You are evaluating whether a voice agent response is concise and
phone-friendly.
User said: {eval_input}
Agent responded: {eval_output}
Expected behavior: {expectation}
Score 1.0 if the response is concise (under 3 sentences), directly
addresses the question, and uses conversational language suitable for
a phone call. Score 0.0 if it's verbose, off-topic, or uses
written-style formatting.
""",
)
### `create_llm_evaluator`
```python
create_llm_evaluator(name: 'str', prompt_template: 'str', *, model: 'str' = 'gpt-4o-mini', client: 'Any | None' = None) -> '_LLMEvaluator'
```
Create a custom LLM-as-judge evaluator from a prompt template.

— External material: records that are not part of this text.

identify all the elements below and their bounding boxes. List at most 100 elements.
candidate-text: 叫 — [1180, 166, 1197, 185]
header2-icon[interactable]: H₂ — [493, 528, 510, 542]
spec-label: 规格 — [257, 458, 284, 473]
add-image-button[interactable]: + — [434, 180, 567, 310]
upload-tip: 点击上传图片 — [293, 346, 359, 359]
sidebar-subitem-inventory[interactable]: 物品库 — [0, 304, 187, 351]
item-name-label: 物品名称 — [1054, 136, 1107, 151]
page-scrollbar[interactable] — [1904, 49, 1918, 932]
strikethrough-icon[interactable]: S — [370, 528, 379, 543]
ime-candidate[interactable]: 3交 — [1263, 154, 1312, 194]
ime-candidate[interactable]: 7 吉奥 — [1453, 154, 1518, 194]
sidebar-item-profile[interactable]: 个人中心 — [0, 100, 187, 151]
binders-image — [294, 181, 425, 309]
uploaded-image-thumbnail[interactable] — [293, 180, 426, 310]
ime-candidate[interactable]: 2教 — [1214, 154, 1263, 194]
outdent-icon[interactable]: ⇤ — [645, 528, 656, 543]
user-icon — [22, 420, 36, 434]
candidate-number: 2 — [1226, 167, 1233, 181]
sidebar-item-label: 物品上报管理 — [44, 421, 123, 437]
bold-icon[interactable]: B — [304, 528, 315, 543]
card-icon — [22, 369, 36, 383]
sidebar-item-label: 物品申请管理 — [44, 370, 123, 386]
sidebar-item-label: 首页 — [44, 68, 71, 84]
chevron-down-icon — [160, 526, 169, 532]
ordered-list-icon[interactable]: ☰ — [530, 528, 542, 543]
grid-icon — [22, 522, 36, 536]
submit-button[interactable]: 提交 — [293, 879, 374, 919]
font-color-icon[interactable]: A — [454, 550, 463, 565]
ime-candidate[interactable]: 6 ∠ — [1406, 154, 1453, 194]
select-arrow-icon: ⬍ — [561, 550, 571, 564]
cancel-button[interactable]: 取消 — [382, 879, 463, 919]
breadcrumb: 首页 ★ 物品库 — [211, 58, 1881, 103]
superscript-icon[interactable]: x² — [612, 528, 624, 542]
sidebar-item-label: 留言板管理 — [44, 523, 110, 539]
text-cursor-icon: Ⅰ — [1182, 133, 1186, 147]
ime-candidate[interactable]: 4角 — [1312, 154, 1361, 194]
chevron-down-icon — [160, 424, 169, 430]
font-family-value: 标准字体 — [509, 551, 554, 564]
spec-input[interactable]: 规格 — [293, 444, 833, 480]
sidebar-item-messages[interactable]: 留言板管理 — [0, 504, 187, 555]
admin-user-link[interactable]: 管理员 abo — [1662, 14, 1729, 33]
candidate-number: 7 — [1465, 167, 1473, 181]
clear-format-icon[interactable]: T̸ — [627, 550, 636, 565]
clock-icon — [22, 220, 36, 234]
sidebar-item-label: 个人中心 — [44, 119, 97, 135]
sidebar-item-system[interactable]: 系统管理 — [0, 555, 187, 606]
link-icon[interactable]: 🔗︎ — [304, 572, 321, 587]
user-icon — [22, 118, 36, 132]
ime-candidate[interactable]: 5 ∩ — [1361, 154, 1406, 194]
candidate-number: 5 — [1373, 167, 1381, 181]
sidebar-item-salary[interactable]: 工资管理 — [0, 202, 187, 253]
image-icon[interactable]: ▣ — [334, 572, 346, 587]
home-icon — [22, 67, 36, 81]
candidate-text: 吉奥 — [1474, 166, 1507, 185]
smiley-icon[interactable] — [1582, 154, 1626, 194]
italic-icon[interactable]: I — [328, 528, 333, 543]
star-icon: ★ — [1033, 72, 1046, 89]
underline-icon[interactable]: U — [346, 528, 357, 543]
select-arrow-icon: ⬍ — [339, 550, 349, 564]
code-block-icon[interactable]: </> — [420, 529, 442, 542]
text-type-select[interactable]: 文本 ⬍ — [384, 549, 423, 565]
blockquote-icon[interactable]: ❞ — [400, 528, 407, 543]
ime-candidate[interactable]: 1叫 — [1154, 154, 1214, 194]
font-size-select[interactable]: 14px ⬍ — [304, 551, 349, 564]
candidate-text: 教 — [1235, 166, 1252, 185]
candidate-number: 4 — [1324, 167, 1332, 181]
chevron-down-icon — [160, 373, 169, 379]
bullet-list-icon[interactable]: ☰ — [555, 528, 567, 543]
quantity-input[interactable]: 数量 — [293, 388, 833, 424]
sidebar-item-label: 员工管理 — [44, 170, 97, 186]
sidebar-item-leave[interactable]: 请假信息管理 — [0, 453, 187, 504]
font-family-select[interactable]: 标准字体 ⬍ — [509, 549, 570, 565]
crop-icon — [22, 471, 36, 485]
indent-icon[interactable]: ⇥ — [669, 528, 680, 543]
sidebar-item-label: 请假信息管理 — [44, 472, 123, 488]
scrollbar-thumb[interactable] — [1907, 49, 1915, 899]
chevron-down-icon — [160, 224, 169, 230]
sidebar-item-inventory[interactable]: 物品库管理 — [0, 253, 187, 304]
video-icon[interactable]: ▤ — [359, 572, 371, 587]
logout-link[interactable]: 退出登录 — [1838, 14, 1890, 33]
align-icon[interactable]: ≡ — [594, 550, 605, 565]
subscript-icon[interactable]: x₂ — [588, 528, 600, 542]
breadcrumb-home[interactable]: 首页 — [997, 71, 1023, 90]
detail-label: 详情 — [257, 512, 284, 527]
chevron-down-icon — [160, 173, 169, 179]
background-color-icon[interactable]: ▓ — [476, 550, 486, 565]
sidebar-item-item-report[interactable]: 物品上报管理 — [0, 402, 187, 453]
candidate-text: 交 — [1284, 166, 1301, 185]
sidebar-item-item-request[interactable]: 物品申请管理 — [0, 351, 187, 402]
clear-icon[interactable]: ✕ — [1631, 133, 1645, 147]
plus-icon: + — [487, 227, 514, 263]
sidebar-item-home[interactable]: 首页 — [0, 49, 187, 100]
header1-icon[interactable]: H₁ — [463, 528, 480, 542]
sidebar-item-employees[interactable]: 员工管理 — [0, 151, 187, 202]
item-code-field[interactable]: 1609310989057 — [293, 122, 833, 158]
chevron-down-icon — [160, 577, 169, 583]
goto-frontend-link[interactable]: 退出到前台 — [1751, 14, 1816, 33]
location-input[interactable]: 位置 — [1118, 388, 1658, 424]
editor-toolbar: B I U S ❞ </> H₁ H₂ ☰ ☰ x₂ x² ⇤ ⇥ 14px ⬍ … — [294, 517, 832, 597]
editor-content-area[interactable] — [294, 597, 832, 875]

The template may reference these variables (populated from the
:class:`~pixie.storage.evaluable.Evaluable` fields):
- `{eval_input}` — the evaluable's input data. Single-item lists expand
to that item's value; multi-item lists expand to a JSON dict of
`name → value` pairs.
- `{eval_output}` — the evaluable's output data (same rule as
`eval_input`).
- `{expectation}` — the evaluable's expected output
Args:
name: Display name for the evaluator (shown in scorecard).
prompt_template: A string template with `{eval_input}`,
`{eval_output}`, and/or `{expectation}` placeholders.
model: OpenAI model name (default: `gpt-4o-mini`).
client: Optional pre-configured OpenAI client instance.
Returns:
An evaluator callable satisfying the `Evaluator` protocol.
Raises:
ValueError: If the template uses nested field access like
`{eval_input[key]}` (only top-level placeholders are supported).